Ahora bien, en este uso del terror de Ortega hay un falso y es creer que hay nicaragüenses más valientes que otros. Ahorita sentimos este intento de imponer el terror orteguista a partir de imponer que ellos son más valientes. Pero en Nicaragua no hay nadie ni más valiente ni más cobarde que otro. Es cuestión de momento.
::: El Gobierno podría desviar la atención en el tema electoral al hablar de injerencia.
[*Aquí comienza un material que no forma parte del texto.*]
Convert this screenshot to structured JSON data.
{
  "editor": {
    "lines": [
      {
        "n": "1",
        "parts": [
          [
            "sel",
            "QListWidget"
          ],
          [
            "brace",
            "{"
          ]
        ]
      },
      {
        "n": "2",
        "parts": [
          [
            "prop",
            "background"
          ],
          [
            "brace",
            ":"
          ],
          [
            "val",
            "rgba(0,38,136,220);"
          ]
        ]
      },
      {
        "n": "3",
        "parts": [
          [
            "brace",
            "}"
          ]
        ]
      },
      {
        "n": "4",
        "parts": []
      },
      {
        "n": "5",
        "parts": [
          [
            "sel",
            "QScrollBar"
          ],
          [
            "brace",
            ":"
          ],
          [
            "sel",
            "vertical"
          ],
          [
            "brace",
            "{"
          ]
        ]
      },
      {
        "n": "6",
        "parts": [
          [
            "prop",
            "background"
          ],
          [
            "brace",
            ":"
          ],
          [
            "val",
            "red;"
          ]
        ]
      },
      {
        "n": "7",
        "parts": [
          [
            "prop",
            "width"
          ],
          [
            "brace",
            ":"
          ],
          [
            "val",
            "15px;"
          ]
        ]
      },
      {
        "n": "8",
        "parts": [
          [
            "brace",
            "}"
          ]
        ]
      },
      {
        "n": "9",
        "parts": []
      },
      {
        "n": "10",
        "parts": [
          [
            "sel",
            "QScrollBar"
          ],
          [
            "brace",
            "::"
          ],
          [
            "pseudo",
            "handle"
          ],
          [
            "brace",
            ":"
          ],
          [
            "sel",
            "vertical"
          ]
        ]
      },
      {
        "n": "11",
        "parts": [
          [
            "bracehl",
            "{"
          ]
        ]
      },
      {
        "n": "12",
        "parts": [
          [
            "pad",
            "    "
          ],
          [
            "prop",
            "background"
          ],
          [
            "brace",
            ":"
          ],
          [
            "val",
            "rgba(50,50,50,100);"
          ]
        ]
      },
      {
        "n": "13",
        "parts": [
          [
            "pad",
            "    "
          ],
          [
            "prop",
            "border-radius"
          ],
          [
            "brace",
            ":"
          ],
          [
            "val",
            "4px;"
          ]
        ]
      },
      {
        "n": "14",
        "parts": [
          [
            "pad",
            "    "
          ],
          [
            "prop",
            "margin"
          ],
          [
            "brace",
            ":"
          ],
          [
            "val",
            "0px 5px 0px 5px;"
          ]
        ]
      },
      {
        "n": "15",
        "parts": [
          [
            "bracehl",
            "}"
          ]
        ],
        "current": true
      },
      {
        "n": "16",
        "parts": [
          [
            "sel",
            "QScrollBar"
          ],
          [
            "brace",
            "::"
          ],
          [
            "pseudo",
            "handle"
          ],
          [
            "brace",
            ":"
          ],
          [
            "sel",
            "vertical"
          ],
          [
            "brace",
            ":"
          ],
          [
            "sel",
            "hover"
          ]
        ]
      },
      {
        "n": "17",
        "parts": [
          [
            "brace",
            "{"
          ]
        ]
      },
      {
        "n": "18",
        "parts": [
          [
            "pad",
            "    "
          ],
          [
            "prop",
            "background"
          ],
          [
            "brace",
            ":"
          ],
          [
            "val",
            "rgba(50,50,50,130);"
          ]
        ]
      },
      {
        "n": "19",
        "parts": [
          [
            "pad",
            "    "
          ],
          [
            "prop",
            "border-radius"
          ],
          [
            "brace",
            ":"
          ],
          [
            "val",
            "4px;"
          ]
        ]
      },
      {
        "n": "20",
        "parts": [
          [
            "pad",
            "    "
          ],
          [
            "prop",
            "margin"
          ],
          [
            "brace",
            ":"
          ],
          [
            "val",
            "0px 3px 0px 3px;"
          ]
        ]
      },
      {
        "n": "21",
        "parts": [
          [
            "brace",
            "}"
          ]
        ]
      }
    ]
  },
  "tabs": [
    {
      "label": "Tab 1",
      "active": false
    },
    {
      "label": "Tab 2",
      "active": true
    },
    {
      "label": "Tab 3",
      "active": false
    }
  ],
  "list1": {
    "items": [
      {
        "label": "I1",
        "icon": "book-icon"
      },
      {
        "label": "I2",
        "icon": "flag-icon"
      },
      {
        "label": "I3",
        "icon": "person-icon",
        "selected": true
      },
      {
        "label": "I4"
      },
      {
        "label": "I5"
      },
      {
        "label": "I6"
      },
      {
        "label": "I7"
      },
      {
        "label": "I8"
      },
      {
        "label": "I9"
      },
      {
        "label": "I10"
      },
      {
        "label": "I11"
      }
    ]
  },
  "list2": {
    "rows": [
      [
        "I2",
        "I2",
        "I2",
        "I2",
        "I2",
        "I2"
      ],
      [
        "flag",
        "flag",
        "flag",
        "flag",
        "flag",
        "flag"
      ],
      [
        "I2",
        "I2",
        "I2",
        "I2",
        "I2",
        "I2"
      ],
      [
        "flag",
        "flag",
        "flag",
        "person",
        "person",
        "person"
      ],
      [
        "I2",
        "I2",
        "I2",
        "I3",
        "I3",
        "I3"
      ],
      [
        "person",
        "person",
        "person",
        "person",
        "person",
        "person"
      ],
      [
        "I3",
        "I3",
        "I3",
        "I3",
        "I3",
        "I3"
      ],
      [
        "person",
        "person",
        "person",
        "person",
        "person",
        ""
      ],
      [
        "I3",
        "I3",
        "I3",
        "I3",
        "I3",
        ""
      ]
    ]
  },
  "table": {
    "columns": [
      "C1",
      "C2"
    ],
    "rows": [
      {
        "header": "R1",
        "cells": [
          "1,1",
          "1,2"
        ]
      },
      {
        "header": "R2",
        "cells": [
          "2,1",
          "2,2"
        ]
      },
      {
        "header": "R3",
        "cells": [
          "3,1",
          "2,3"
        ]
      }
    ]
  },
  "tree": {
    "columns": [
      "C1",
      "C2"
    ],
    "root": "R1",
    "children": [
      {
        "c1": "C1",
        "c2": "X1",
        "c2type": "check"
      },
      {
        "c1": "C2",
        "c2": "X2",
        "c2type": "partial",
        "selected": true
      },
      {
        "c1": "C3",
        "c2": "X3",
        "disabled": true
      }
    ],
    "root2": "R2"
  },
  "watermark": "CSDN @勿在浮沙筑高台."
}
Eso es parte de las pérdidas de Daniel Ortega. Pretender que éste es un país agredido, ¡tampoco es creíble! En medio de este intento de Ortega, yo lo veo fracasando. Quién va creer que aquí hay injerencismo. Lo que se repite que los que andamos en las calles somos oligarcas... éste debería ser un país lleno de oligarcas y de ricos, cuando la verdad dura es que hay más pobretería en el antisandinismo. En el sandinismo hay empresarios, profesionales, universitarios y gente pobre, pero si fuese cierto que los pobres están con Ortega, tendría el respaldo del 70 por ciento de la población de este país. La capacidad de Ortega de alcanzar más allá de su base, es nula.
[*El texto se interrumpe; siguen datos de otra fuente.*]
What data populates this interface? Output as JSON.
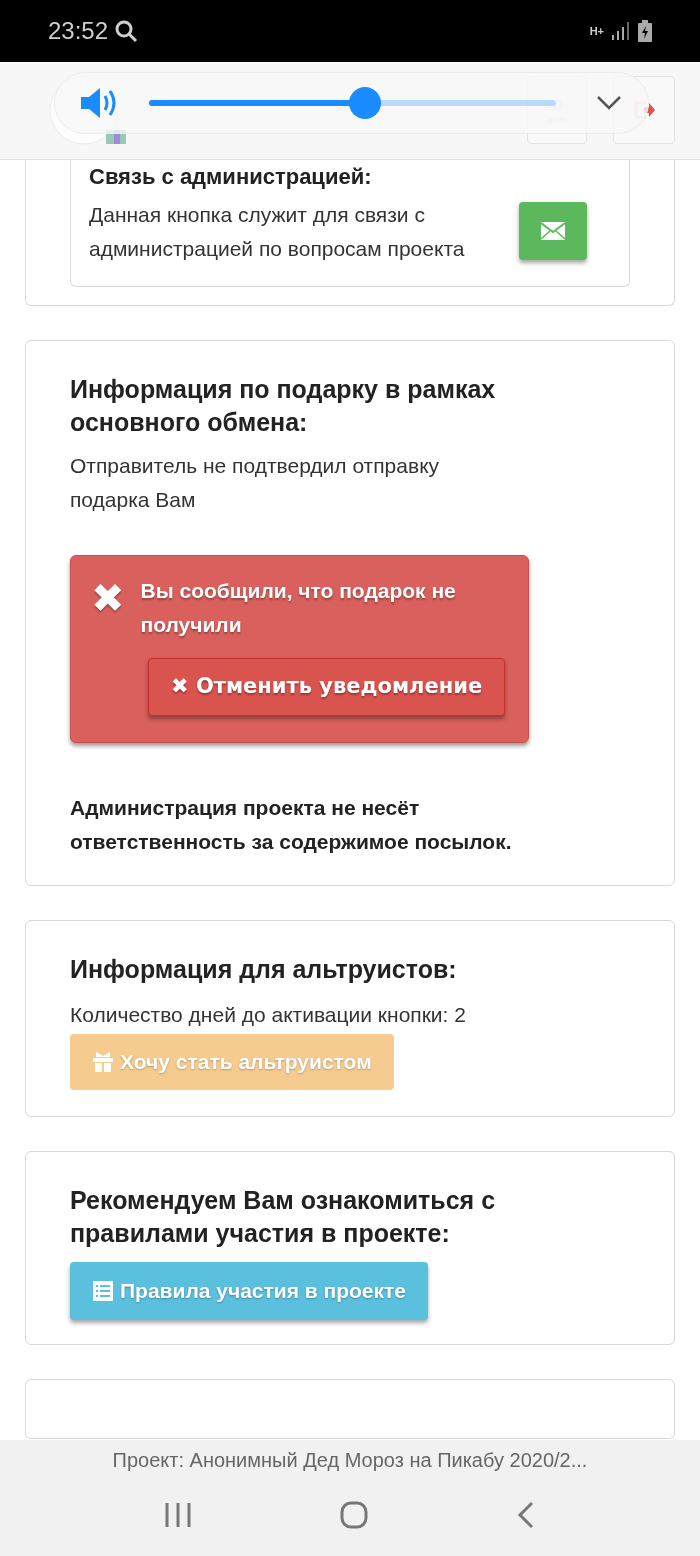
{
  "status_bar": {
    "time": "23:52",
    "network": "H+"
  },
  "volume": {
    "level": 0.53
  },
  "contact_card": {
    "title": "Связь с администрацией:",
    "text": "Данная кнопка служит для связи с администрацией по вопросам проекта"
  },
  "gift_card": {
    "title": "Информация по подарку в рамках основного обмена:",
    "status": "Отправитель не подтвердил отправку подарка Вам",
    "alert": {
      "icon": "✖",
      "text": "Вы сообщили, что подарок не получили",
      "button": "✖ Отменить уведомление"
    },
    "disclaimer": "Администрация проекта не несёт ответственность за содержимое посылок."
  },
  "altruist_card": {
    "title": "Информация для альтруистов:",
    "text": "Количество дней до активации кнопки: 2",
    "button": {
      "label": "Хочу стать альтруистом",
      "disabled": true
    }
  },
  "rules_card": {
    "title": "Рекомендуем Вам ознакомиться с правилами участия в проекте:",
    "button": "Правила участия в проекте"
  },
  "footer": {
    "page_title": "Проект: Анонимный Дед Мороз на Пикабу 2020/2..."
  }
}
::: ¿Le sorprenden todas esas medidas tomadas por el Gobierno?
A mí lo que me ha sorprendido son las fallas de cálculo del Gobierno. Yo no veo aquí un Gobierno dando manifestaciones de entender lo que está pasando en el país. Ellos apostaron que al quitarnos la personería jurídica íbamos a quedarnos fuera del proceso electoral y a llamar a la abstención, y se equivocaron. Apostaron a que podían ir cerrando los espacios políticos democráticos sin que surgiera un sentimiento antidictadura.
::: Bueno, pero en todo esto también tiene culpa el PLC que ha sido el aliado del Frente Sandinista.
Claro, ahí está otra falla de cálculo. Creyeron que Arnoldo Alemán podría ser la fuerza política que le permitiría llevar adelante las reformas constitucionales. ¡Hay una indignación liberal tremenda! Creyeron que después de las elecciones municipales vendrían las reformas constitucionales, pero no hay condiciones.
::: ¿Y qué más podría pasar en los próximos días?
Ellos están apostando a que el calendario de festividades enfríe las cosas. Nosotros estamos apostando a que vamos a lograr mantener un alto nivel de atención sobre el intento de fraude. Vamos a tener más movilización, más móviles y más vivas, sorpresivas.